Intelligent design – a war on science

Intelligent design (ID) and its defeat in the 2005 Dover trial, in Pennsylvania USA, are old news. It’s sad that we in New Zealand had to wait until Sunday evening to see the BBC documentary “A War on Science” which covered the Dover trial and its background. If you missed the programme it is available online. Meanwhile a new film , Judgment Day, a reconstruction of the Dover trial, screened in the US last week. It is now also available online.

ID and miracles


Although ID claims to be a new movement it is actually an old idea. William Paley presented his argument by design in 1802, over 50 years before publication of Darwin’s “Origin of Species”. Despite this there is no credible body of science supporting ID. This is because it, in essence, relies on miracles – explaining a gap in knowledge by declaring “God did it!” rather than researching the problems. The latter is the scientific approach and it has produced a huge body of science supporting evolutionary theory.

Appeal to supernatural explanations is a “science stopper.” In Isaac Newton and intelligent design I describe how Newton made this mistake when he couldn’t explain the organisation of planets in the solar system. This mistake prevented him from solving a problem he was perfectly capable of handling.

ID controversy is not a problem in science

The “War on Science” documentary showed that there is no real controversy within science about evolution. This battle is actually occurring in the non-scientific world – the courtrooms, school boards, politics and the battle for the hearts of minds of the non-scientific population. Robert T. Pennock, professor of history and philosophy of science at Michigan State University, USA, pointed out that “at its base [the creation/evolution debate] is about religion and it is about philosophy.”

Intelligent design/creationism may indeed be carrying out a war on science, but it is not a controversy within science. If anything it is a conflict within religion.

See Also:
The Collapse of Intelligent Design Ken Miller (one of the expert witnesses for the defense in the Dover trial) demolishes specific scientific claims made by ID.
Judgment Day NOVA documentary
A War on Science BBC documentary
Critical Analysis of Intelligent Design
Evolution, Education and the Law
National Center for Science education
Pandas Thumb
Talk reason
Center for the Understanding of Origins Video Library
Video: Intelligent Design and Creationism/Evolution Controversy – Eugenie C. Scott

Related Articles:
Should we teach creationism?
Intelligent design/creationism I: What is scientific knowledge?
Intelligent design/creationism II: Is it scientific?
Intelligent design/creationism III: The religious agenda
Intelligent design/creationism IV: The religion – science conflict
Intelligent design/creationism: Postscript
Evolution’s threat to religion?
Isaac Newton and intelligent design
Intelligent design attacks on Christianity

4 responses to “Intelligent design – a war on science

  1. I’ve watched both and recommend Nova’s “Judgement Day” over the BBC one. It goes into a lot more depth and you get a better feel for just how disingenuous the ID crowd were being. It was a bit off-putting having to watch actors stand in for the likes of Ken Miller but presented a fuller view of the trial.


  2. Is it not “The Theory of Evolution? I happen to believe in the “Theory” that we were created by aliens using DNA and genetic engineering. In that sense, I have no quarrel with “intelligent design”. cheers.


  3. *sigh*

    Lapu Lapu, I’m not sure whether you are taking the piss or not but just in case you are serious:

    Intelligent Design by aliens is a possibility but if you want to be scientific about it you need to do a little more than state that you believe in it. You will need to explain the relationship between our DNA and every other living organism and how these aliens engineered it. Or did the aliens use evolution to do it? In that case what’s compelling about alien involvement.

    This is the same with positing a god as the designer. You can’t just say you believe it’s true and expect that to stand as science. Describe how it works, show how we can test the theory, see if it stands up to criticism.

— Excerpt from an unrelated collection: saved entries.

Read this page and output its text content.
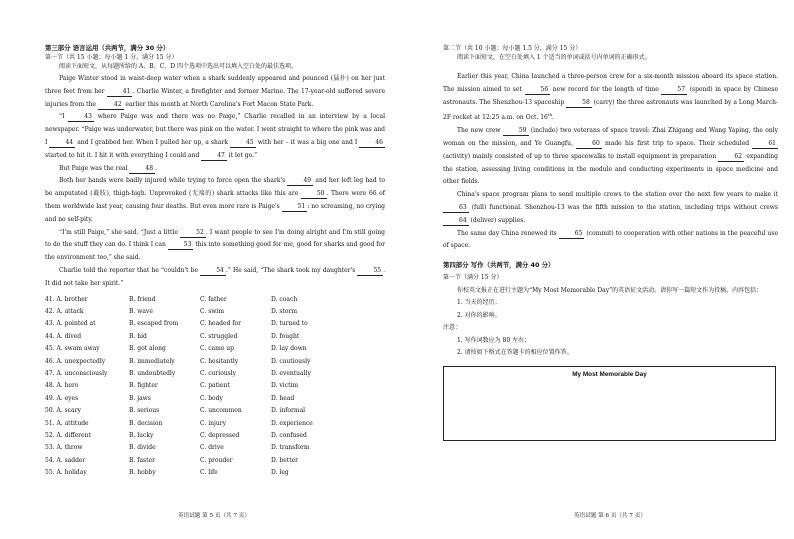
第三部分 语言运用（共两节，满分 30 分）
第一节（共 15 小题；每小题 1 分，满分 15 分）
阅读下面短文，从每题所给的 A、B、C、D 四个选项中选出可以填入空白处的最佳选项。

Paige Winter stood in waist-deep water when a shark suddenly appeared and pounced (猛扑) on her just three feet from her	41 . Charlie Winter, a firefighter and former Marine. The 17-year-old suffered severe injuries from the	42 earlier this month at North Carolina's Fort Macon State Park.

“I	43 where Paige was and there was no Paige,” Charlie recalled in an interview by a local newspaper. “Paige was underwater, but there was pink on the water. I went straight to where the pink was and I	44 and I grabbed her. When I pulled her up, a shark	45 with her – it was a big one and I	46 started to hit it. I hit it with everything I could and	47 it let go.”

But Paige was the real	48 .

Both her hands were badly injured while trying to force open the shark's	49 and her left leg had to be amputated (截肢), thigh-high. Unprovoked (无端的) shark attacks like this are	50 . There were 66 of them worldwide last year, causing four deaths. But even more rare is Paige's	51 : no screaming, no crying and no self-pity.

“I'm still Paige,” she said. “Just a little	52 . I want people to see I'm doing alright and I'm still going to do the stuff they can do. I think I can	53 this into something good for me, good for sharks and good for the environment too,” she said.

Charlie told the reporter that he “couldn't be	54 .” He said, “The shark took my daughter's	55 . It did not take her spirit.”

41. A. brother	B. friend	C. father	D. coach
42. A. attack	B. wave	C. swim	D. storm
43. A. pointed at	B. escaped from	C. headed for	D. turned to
44. A. dived	B. hid	C. struggled	D. fought
45. A. swam away	B. got along	C. came up	D. lay down
46. A. unexpectedly	B. immediately	C. hesitantly	D. cautiously
47. A. unconsciously	B. undoubtedly	C. curiously	D. eventually
48. A. hero	B. fighter	C. patient	D. victim
49. A. eyes	B. jaws	C. body	D. head
50. A. scary	B. serious	C. uncommon	D. informal
51. A. attitude	B. decision	C. injury	D. experience
52. A. different	B. lucky	C. depressed	D. confused
53. A. throw	B. divide	C. drive	D. transform
54. A. sadder	B. faster	C. prouder	D. better
55. A. holiday	B. hobby	C. life	D. leg
英语试题 第 5 页（共 7 页）
第二节（共 10 小题；每小题 1.5 分，满分 15 分）
阅读下面短文，在空白处填入 1 个适当的单词或括号内单词的正确形式。

Earlier this year, China launched a three-person crew for a six-month mission aboard its space station. The mission aimed to set	56 new record for the length of time	57 (spend) in space by Chinese astronauts. The Shenzhou-13 spaceship	58 (carry) the three astronauts was launched by a Long March-2F rocket at 12:25 a.m. on Oct. 16th.

The new crew	59 (include) two veterans of space travel: Zhai Zhigang and Wang Yaping, the only woman on the mission, and Ye Guangfu,	60 made his first trip to space. Their scheduled	61 (activity) mainly consisted of up to three spacewalks to install equipment in preparation	62 expanding the station, assessing living conditions in the module and conducting experiments in space medicine and other fields.

China's space program plans to send multiple crews to the station over the next few years to make it 63 (full) functional. Shenzhou-13 was the fifth mission to the station, including trips without crews 64 (deliver) supplies.

The same day China renewed its	65 (commit) to cooperation with other nations in the peaceful use of space.

第四部分 写作（共两节，满分 40 分）

第一节（满分 15 分）

你校英文报正在进行主题为“My Most Memorable Day”的英语征文活动。请你写一篇短文作为投稿，内容包括：

1. 当天的经历；

2. 对你的影响。

注意：

1. 写作词数应为 80 左右；

2. 请按如下格式在答题卡的相应位置作答。

My Most Memorable Day
英语试题 第 6 页（共 7 页）
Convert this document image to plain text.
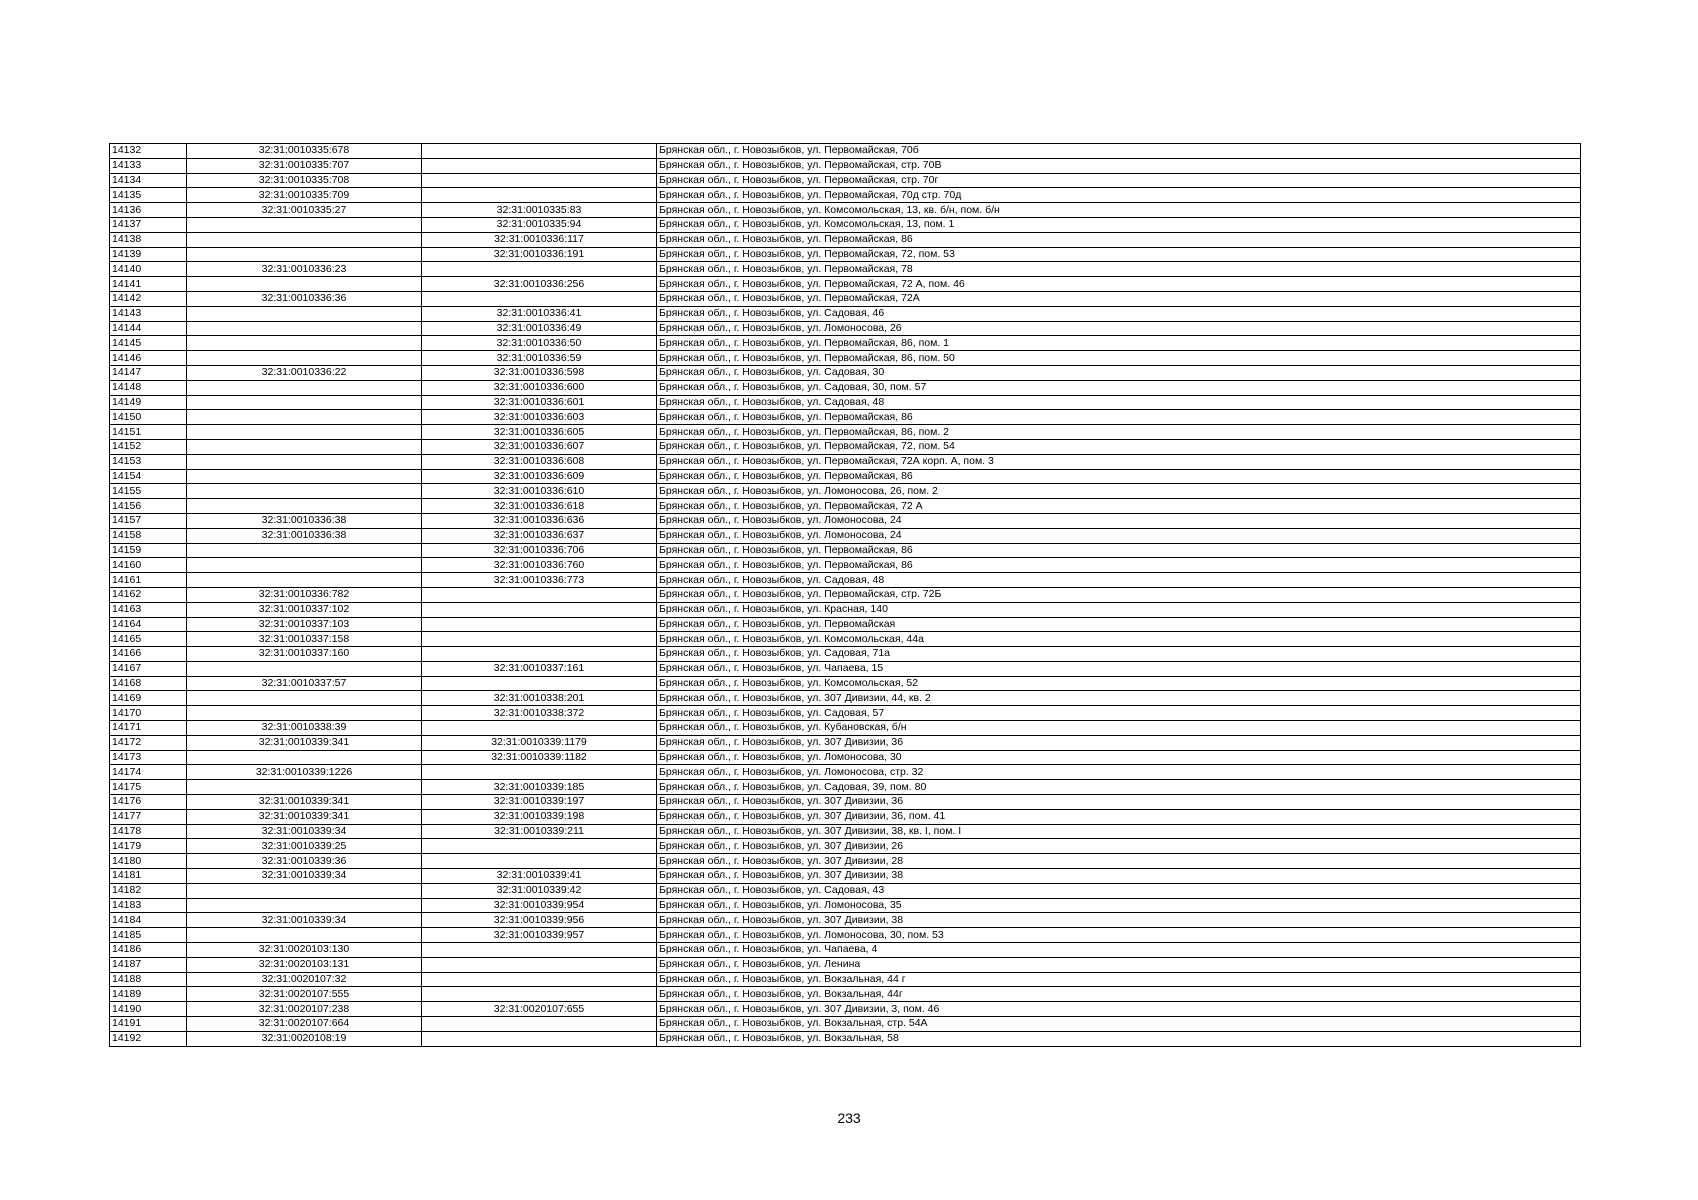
14132	32:31:0010335:678		Брянская обл., г. Новозыбков, ул. Первомайская, 70б
14133	32:31:0010335:707		Брянская обл., г. Новозыбков, ул. Первомайская, стр. 70В
14134	32:31:0010335:708		Брянская обл., г. Новозыбков, ул. Первомайская, стр. 70г
14135	32:31:0010335:709		Брянская обл., г. Новозыбков, ул. Первомайская, 70д стр. 70д
14136	32:31:0010335:27	32:31:0010335:83	Брянская обл., г. Новозыбков, ул. Комсомольская, 13, кв. б/н, пом. б/н
14137		32:31:0010335:94	Брянская обл., г. Новозыбков, ул. Комсомольская, 13, пом. 1
14138		32:31:0010336:117	Брянская обл., г. Новозыбков, ул. Первомайская, 86
14139		32:31:0010336:191	Брянская обл., г. Новозыбков, ул. Первомайская, 72, пом. 53
14140	32:31:0010336:23		Брянская обл., г. Новозыбков, ул. Первомайская, 78
14141		32:31:0010336:256	Брянская обл., г. Новозыбков, ул. Первомайская, 72 А, пом. 46
14142	32:31:0010336:36		Брянская обл., г. Новозыбков, ул. Первомайская, 72А
14143		32:31:0010336:41	Брянская обл., г. Новозыбков, ул. Садовая, 46
14144		32:31:0010336:49	Брянская обл., г. Новозыбков, ул. Ломоносова, 26
14145		32:31:0010336:50	Брянская обл., г. Новозыбков, ул. Первомайская, 86, пом. 1
14146		32:31:0010336:59	Брянская обл., г. Новозыбков, ул. Первомайская, 86, пом. 50
14147	32:31:0010336:22	32:31:0010336:598	Брянская обл., г. Новозыбков, ул. Садовая, 30
14148		32:31:0010336:600	Брянская обл., г. Новозыбков, ул. Садовая, 30, пом. 57
14149		32:31:0010336:601	Брянская обл., г. Новозыбков, ул. Садовая, 48
14150		32:31:0010336:603	Брянская обл., г. Новозыбков, ул. Первомайская, 86
14151		32:31:0010336:605	Брянская обл., г. Новозыбков, ул. Первомайская, 86, пом. 2
14152		32:31:0010336:607	Брянская обл., г. Новозыбков, ул. Первомайская, 72, пом. 54
14153		32:31:0010336:608	Брянская обл., г. Новозыбков, ул. Первомайская, 72А корп. А, пом. 3
14154		32:31:0010336:609	Брянская обл., г. Новозыбков, ул. Первомайская, 86
14155		32:31:0010336:610	Брянская обл., г. Новозыбков, ул. Ломоносова, 26, пом. 2
14156		32:31:0010336:618	Брянская обл., г. Новозыбков, ул. Первомайская, 72 А
14157	32:31:0010336:38	32:31:0010336:636	Брянская обл., г. Новозыбков, ул. Ломоносова, 24
14158	32:31:0010336:38	32:31:0010336:637	Брянская обл., г. Новозыбков, ул. Ломоносова, 24
14159		32:31:0010336:706	Брянская обл., г. Новозыбков, ул. Первомайская, 86
14160		32:31:0010336:760	Брянская обл., г. Новозыбков, ул. Первомайская, 86
14161		32:31:0010336:773	Брянская обл., г. Новозыбков, ул. Садовая, 48
14162	32:31:0010336:782		Брянская обл., г. Новозыбков, ул. Первомайская, стр. 72Б
14163	32:31:0010337:102		Брянская обл., г. Новозыбков, ул. Красная, 140
14164	32:31:0010337:103		Брянская обл., г. Новозыбков, ул. Первомайская
14165	32:31:0010337:158		Брянская обл., г. Новозыбков, ул. Комсомольская, 44а
14166	32:31:0010337:160		Брянская обл., г. Новозыбков, ул. Садовая, 71а
14167		32:31:0010337:161	Брянская обл., г. Новозыбков, ул. Чапаева, 15
14168	32:31:0010337:57		Брянская обл., г. Новозыбков, ул. Комсомольская, 52
14169		32:31:0010338:201	Брянская обл., г. Новозыбков, ул. 307 Дивизии, 44, кв. 2
14170		32:31:0010338:372	Брянская обл., г. Новозыбков, ул. Садовая, 57
14171	32:31:0010338:39		Брянская обл., г. Новозыбков, ул. Кубановская, б/н
14172	32:31:0010339:341	32:31:0010339:1179	Брянская обл., г. Новозыбков, ул. 307 Дивизии, 36
14173		32:31:0010339:1182	Брянская обл., г. Новозыбков, ул. Ломоносова, 30
14174	32:31:0010339:1226		Брянская обл., г. Новозыбков, ул. Ломоносова, стр. 32
14175		32:31:0010339:185	Брянская обл., г. Новозыбков, ул. Садовая, 39, пом. 80
14176	32:31:0010339:341	32:31:0010339:197	Брянская обл., г. Новозыбков, ул. 307 Дивизии, 36
14177	32:31:0010339:341	32:31:0010339:198	Брянская обл., г. Новозыбков, ул. 307 Дивизии, 36, пом. 41
14178	32:31:0010339:34	32:31:0010339:211	Брянская обл., г. Новозыбков, ул. 307 Дивизии, 38, кв. I, пом. I
14179	32:31:0010339:25		Брянская обл., г. Новозыбков, ул. 307 Дивизии, 26
14180	32:31:0010339:36		Брянская обл., г. Новозыбков, ул. 307 Дивизии, 28
14181	32:31:0010339:34	32:31:0010339:41	Брянская обл., г. Новозыбков, ул. 307 Дивизии, 38
14182		32:31:0010339:42	Брянская обл., г. Новозыбков, ул. Садовая, 43
14183		32:31:0010339:954	Брянская обл., г. Новозыбков, ул. Ломоносова, 35
14184	32:31:0010339:34	32:31:0010339:956	Брянская обл., г. Новозыбков, ул. 307 Дивизии, 38
14185		32:31:0010339:957	Брянская обл., г. Новозыбков, ул. Ломоносова, 30, пом. 53
14186	32:31:0020103:130		Брянская обл., г. Новозыбков, ул. Чапаева, 4
14187	32:31:0020103:131		Брянская обл., г. Новозыбков, ул. Ленина
14188	32:31:0020107:32		Брянская обл., г. Новозыбков, ул. Вокзальная, 44 г
14189	32:31:0020107:555		Брянская обл., г. Новозыбков, ул. Вокзальная, 44г
14190	32:31:0020107:238	32:31:0020107:655	Брянская обл., г. Новозыбков, ул. 307 Дивизии, 3, пом. 46
14191	32:31:0020107:664		Брянская обл., г. Новозыбков, ул. Вокзальная, стр. 54А
14192	32:31:0020108:19		Брянская обл., г. Новозыбков, ул. Вокзальная, 58
233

    Also, you seem to be falling into the silly fundamentalist trap of “It’s only a theory”. A “theory” in science is not the same as a “theory” in everyday use. It’s a collection of facts and observations that has stood up to enormous testing over a long period of time. We have the Theory of Gravity, the Germ Theory of Disease and others. They are not hunches.

    I refer you to if you want to find out all about the Theory of Evolution and from there you will be able to go out and test the claims yourself if you like. If you find evidence against the theory you will earn a place in history.


  4. Lapu Lapu it’s interesting that you use the word belief – this seems to be a common word used about religious dogma rather than scientific theory. Evolutionary theory is something one “accepts” rather than “believes.” It’s just a matter of accepting a theory as the best way of explaining the current evidence. When the explanations break down one then looks for a better theory. It’s not a matter of having an emotional commitment (belief?) to a theory.

    Having said that I would be interested to see the evidence that has lead you to a theory of alien involvement in “our creation” (what about other living creatures), what specific hypotheses have been advanced and what steps are being taken to test these. I’m genuinely interested but do like to see evidence and results of evaluations.